Teatro La Fenice, 23 avril

Cinq mois après le Teatro dell’Opera de Rome (voir notre compte rendu), le Teatro La Fenice de Venise présente, à son tour, une nouvelle production de Mefistofele, singulier chef-d’œuvre de Boito. Dès lors inévitable, la comparaison tourne, malgré l’ambition du premier, qui s’était offert, pour son ouverture de saison, les services de Simon Stone, nom assurément à la mode de la scène lyrique contemporaine, à l’avantage du second.

Sur le plan esthétique, le spectacle conçu par Moshe Leiser et Patrice Caurier se révèle, assurément, moins léché, plus éclaté – comme le sont les différents épisodes qui forment l’intrigue –, mais il est aussi, et d’emblée, plus prégnant, dans ses intentions et ses atmosphères, avec une utilisation toujours pertinente des vidéos d’Etienne Guiol.

Masque horrifique de cinéma, Mefistofele apparaît, dans le « Prologue » – tout en arborant un survêtement, comme à Rome –, telle une authentique figure maléfique. Lors même qu’il traîne son ennui, dans une sorte de squat sordide, en regardant à la télévision une cérémonie par le pape, après avoir pris forme plus humaine, en passant sous la douche.

En guise de « Dimanche de Pâques », voici un match de football, avec supporteurs en état d’ébriété, et une partie savamment chorégraphiée, dont les joueurs finissent plus ou moins éclopés. La disposition habile des écrans permet, quant à elle, de matérialiser les empreintes de feu, que le démon laisse au sol.

Faust sera entraîné, par injection, dans des paradis, ou des enfers, artificiels, sans pour autant sombrer, ni dans le poncif, ni dans la facilité, jusqu’à une « Nuit du Sabbat » osant vraiment la partouze, avec un embrasement final du cadre de scène et des loges latérales, dont l’illusionnisme technologique laisse pantois.
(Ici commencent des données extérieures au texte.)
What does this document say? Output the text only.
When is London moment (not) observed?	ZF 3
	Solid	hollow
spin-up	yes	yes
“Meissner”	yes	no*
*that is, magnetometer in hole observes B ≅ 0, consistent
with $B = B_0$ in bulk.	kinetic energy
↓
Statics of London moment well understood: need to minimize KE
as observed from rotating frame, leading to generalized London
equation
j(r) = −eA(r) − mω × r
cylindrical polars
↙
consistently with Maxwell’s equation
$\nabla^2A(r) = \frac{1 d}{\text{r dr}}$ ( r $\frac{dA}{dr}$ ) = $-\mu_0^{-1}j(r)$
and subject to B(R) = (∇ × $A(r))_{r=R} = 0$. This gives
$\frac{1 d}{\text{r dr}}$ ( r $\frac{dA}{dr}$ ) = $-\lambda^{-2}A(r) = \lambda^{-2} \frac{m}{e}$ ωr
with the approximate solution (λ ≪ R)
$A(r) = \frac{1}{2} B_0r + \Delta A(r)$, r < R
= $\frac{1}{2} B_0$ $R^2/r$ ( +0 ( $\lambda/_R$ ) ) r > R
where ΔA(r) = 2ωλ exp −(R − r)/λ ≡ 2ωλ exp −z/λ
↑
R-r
La nudité du plateau, et la direction d’acteurs, toujours soignée avec Moshe Leiser et Patrice Caurier, rendent justice à la « Mort de Marguerite », tandis que le « Sabbat classique », tableau piégeux s’il en est, par son improbable retour à l’antique, est traité à la façon d’une « mise en abyme ». On a certes vu, dans maints spectacles – et les titres les plus divers –, ce vrai-faux reflet de la salle et du public, qui, ici, communie dans l’art d’une cantatrice en récital, en lieu et place d’Hélène de Troie.
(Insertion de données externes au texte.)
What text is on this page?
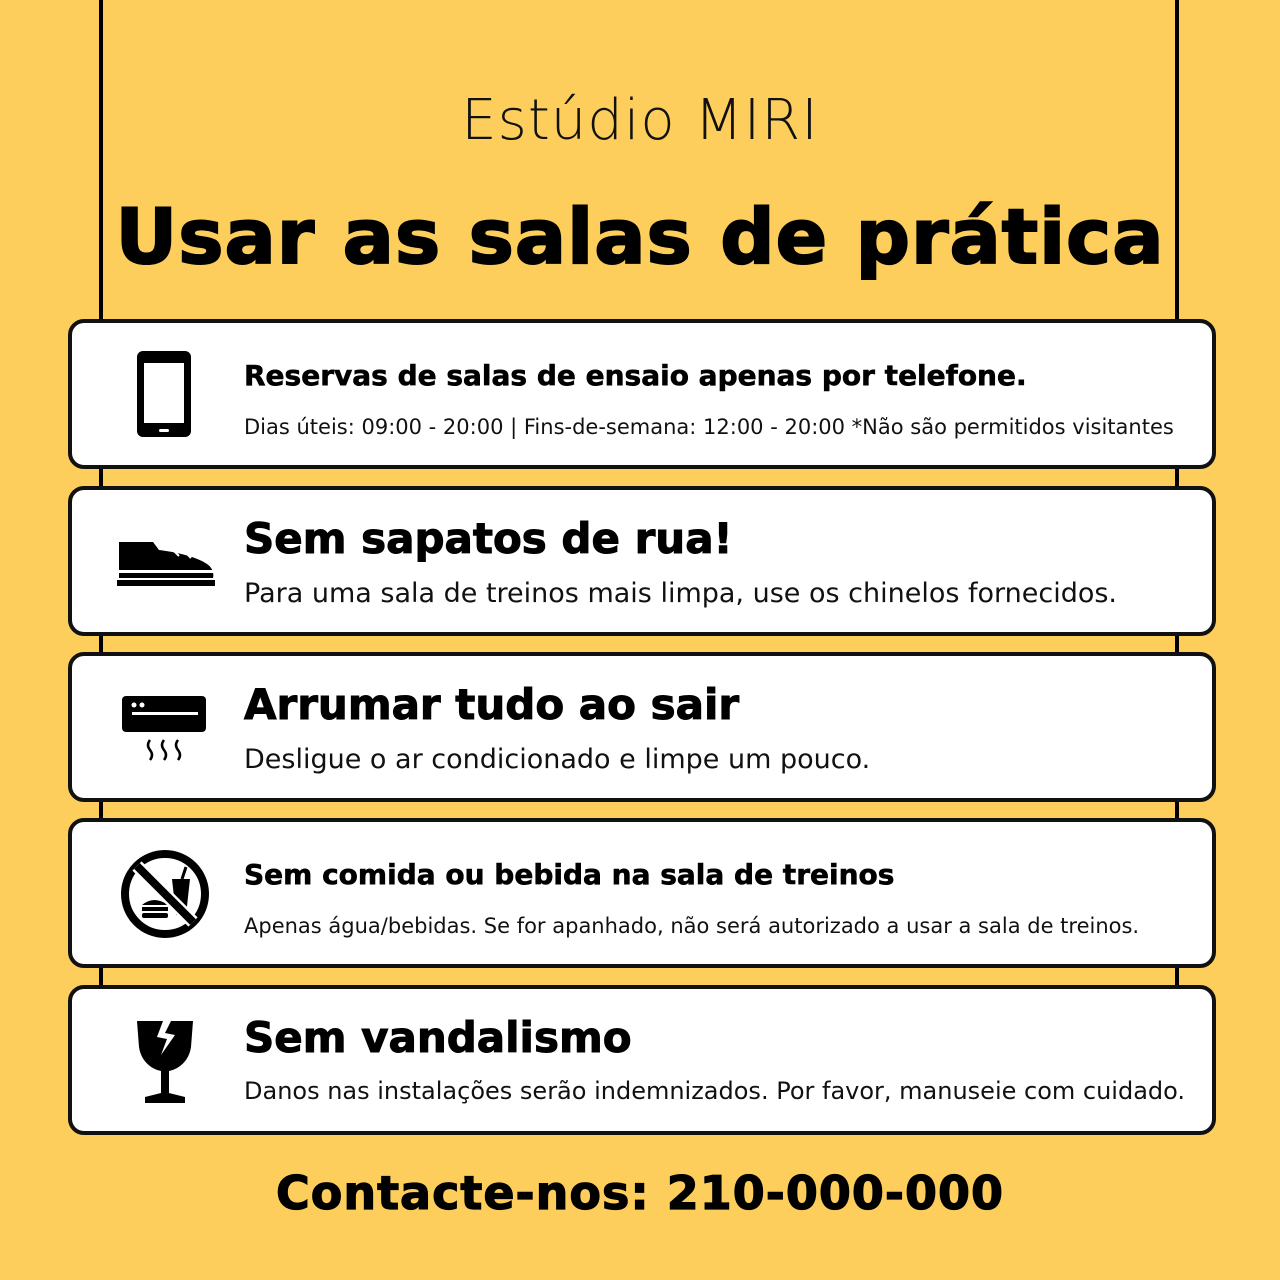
Estúdio MIRI
Usar as salas de prática
Reservas de salas de ensaio apenas por telefone.
Dias úteis: 09:00 - 20:00 | Fins-de-semana: 12:00 - 20:00 *Não são permitidos visitantes
Sem sapatos de rua!
Para uma sala de treinos mais limpa, use os chinelos fornecidos.
Arrumar tudo ao sair
Desligue o ar condicionado e limpe um pouco.
Sem comida ou bebida na sala de treinos
Apenas água/bebidas. Se for apanhado, não será autorizado a usar a sala de treinos.
Sem vandalismo
Danos nas instalações serão indemnizados. Por favor, manuseie com cuidado.
Contacte-nos: 210-000-000
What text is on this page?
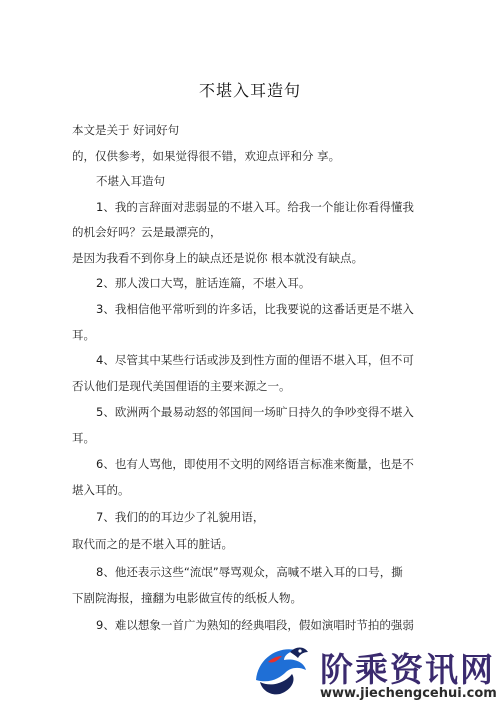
不堪入耳造句
本文是关于 好词好句
的，仅供参考，如果觉得很不错，欢迎点评和分 享。
不堪入耳造句
1、我的言辞面对悲弱显的不堪入耳。给我一个能让你看得懂我
的机会好吗？云是最漂亮的，
是因为我看不到你身上的缺点还是说你 根本就没有缺点。
2、那人泼口大骂，脏话连篇，不堪入耳。
3、我相信他平常听到的许多话，比我要说的这番话更是不堪入
耳。
4、尽管其中某些行话或涉及到性方面的俚语不堪入耳，但不可
否认他们是现代美国俚语的主要来源之一。
5、欧洲两个最易动怒的邻国间一场旷日持久的争吵变得不堪入
耳。
6、也有人骂他，即使用不文明的网络语言标准来衡量，也是不
堪入耳的。
7、我们的的耳边少了礼貌用语，
取代而之的是不堪入耳的脏话。
8、他还表示这些“流氓”辱骂观众，高喊不堪入耳的口号，撕
下剧院海报，撞翻为电影做宣传的纸板人物。
9、难以想象一首广为熟知的经典唱段，假如演唱时节拍的强弱
阶乘资讯网
www.jiechengcehui.com
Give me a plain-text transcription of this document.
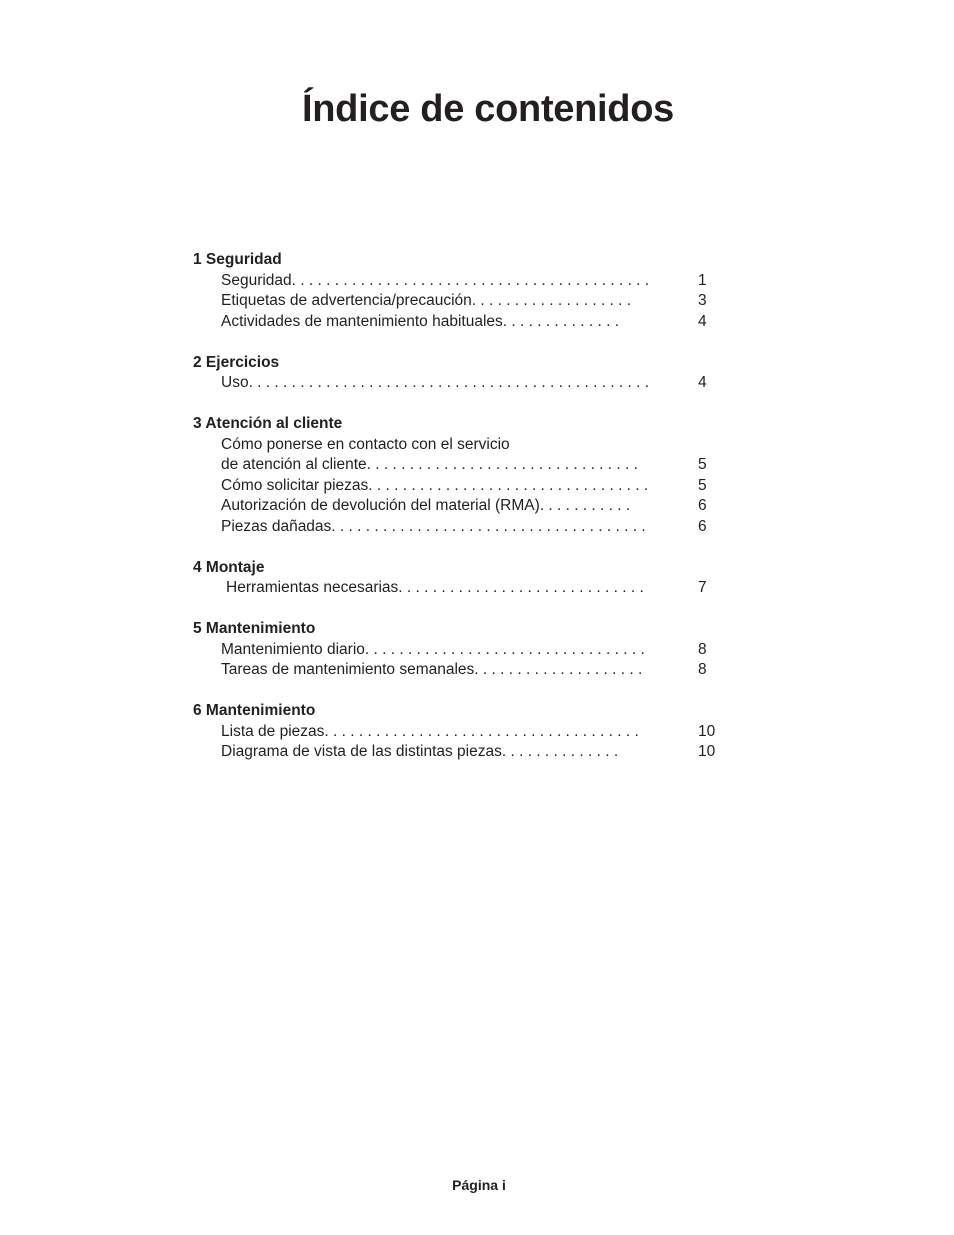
Índice de contenidos
1 Seguridad
Seguridad. . . . . . . . . . . . . . . . . . . . . . . . . . . . . . . . . . . . . . . . . .	1
Etiquetas de advertencia/precaución. . . . . . . . . . . . . . . . . . .	3
Actividades de mantenimiento habituales. . . . . . . . . . . . . .	4
2 Ejercicios
Uso. . . . . . . . . . . . . . . . . . . . . . . . . . . . . . . . . . . . . . . . . . . . . . .	4
3 Atención al cliente
Cómo ponerse en contacto con el servicio
de atención al cliente. . . . . . . . . . . . . . . . . . . . . . . . . . . . . . . .	5
Cómo solicitar piezas. . . . . . . . . . . . . . . . . . . . . . . . . . . . . . . . .	5
Autorización de devolución del material (RMA). . . . . . . . . . .	6
Piezas dañadas. . . . . . . . . . . . . . . . . . . . . . . . . . . . . . . . . . . . .	6
4 Montaje
Herramientas necesarias. . . . . . . . . . . . . . . . . . . . . . . . . . . . .	7
5 Mantenimiento
Mantenimiento diario. . . . . . . . . . . . . . . . . . . . . . . . . . . . . . . . .	8
Tareas de mantenimiento semanales. . . . . . . . . . . . . . . . . . . .	8
6 Mantenimiento
Lista de piezas. . . . . . . . . . . . . . . . . . . . . . . . . . . . . . . . . . . . .	10
Diagrama de vista de las distintas piezas. . . . . . . . . . . . . .	10
Página i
Ce qui conduit, logiquement, à un « Épilogue », où Faust trouve la rédemption dans la musique, en jouant du violoncelle. Ou l’art comme seule issue possible, dans un monde condamné à des conflits sans fin.

Un sens infaillible de l’occupation de l’espace est pour beaucoup dans l’impression positive, laissée par l’ensemble. Mais il pourrait aussi bien être une coquille vide, sans la formidable « performance » – c’en est une, au sens que ce mot revêt aujourd’hui – d’Alex Exposito, dont le premier Mefistofele est ébouriffant, de bout en bout.

Si les diables lui collent à la peau, le baryton-basse italien a, pour celui-ci plus que pour ceux des Contes d’Hoffmann, où on l’a vu et entendu, à plusieurs reprises, l’avantage de la langue, et de sa plus mordante authenticité, qui, alliées à une voix riche, insolente sur tout l’ambitus – au risque que l’éclat des harmoniques amène l’aigu un rien trop haut –, font tout.

Prise de rôle, aussi, pour Piero Pretti, dont le Faust ne peut prétendre à une telle évidence. L’assurance, le squillo, sans une ombre de fatigue, ni de tension, ne sauraient suffire, quand la ligne réclame une infinie morbidezza, et une couleur moins trompettante.

À Rome, où elle cumulait Margherita et Elena – qu’elle laisse ici à Maria Teresa Leva, soprano plantureux, mais non sans stridence, et au vibrato débordant –, Maria Agresta parvenait encore à émettre quelques piani. Ils ne sont plus, à Venise, que de l’ordre du souvenir. Et des regrets que cet instrument soit désormais aussi induré, et instable, malgré la sincérité d’accents véristes, mais touchants.

Dans la fosse, en grand connaisseur de la partition et de ses différentes révisions, Nicola Luisotti prend fait et cause pour la version jouée au Teatro Rossini de Venise, le 13 mai 1876, basée sur l’édition critique établie par Antonio Moccia, d’après la mouture présentée à Bologne, l’année précédente. Soit un Mefistofele vierge des modifications d’orchestration introduites par Arturo Toscanini, en 1919, un an après la mort de Boito.

Si les forces de la maison ne peuvent tout à fait rivaliser avec l’orchestre et le chœur romains, portés à ébullition, en novembre dernier, par un Michele Mariotti plus soucieux des innovations du compositeur, Nicola Luisotti en obtient le meilleur, en vrai « maestro concertatore » à l’ancienne.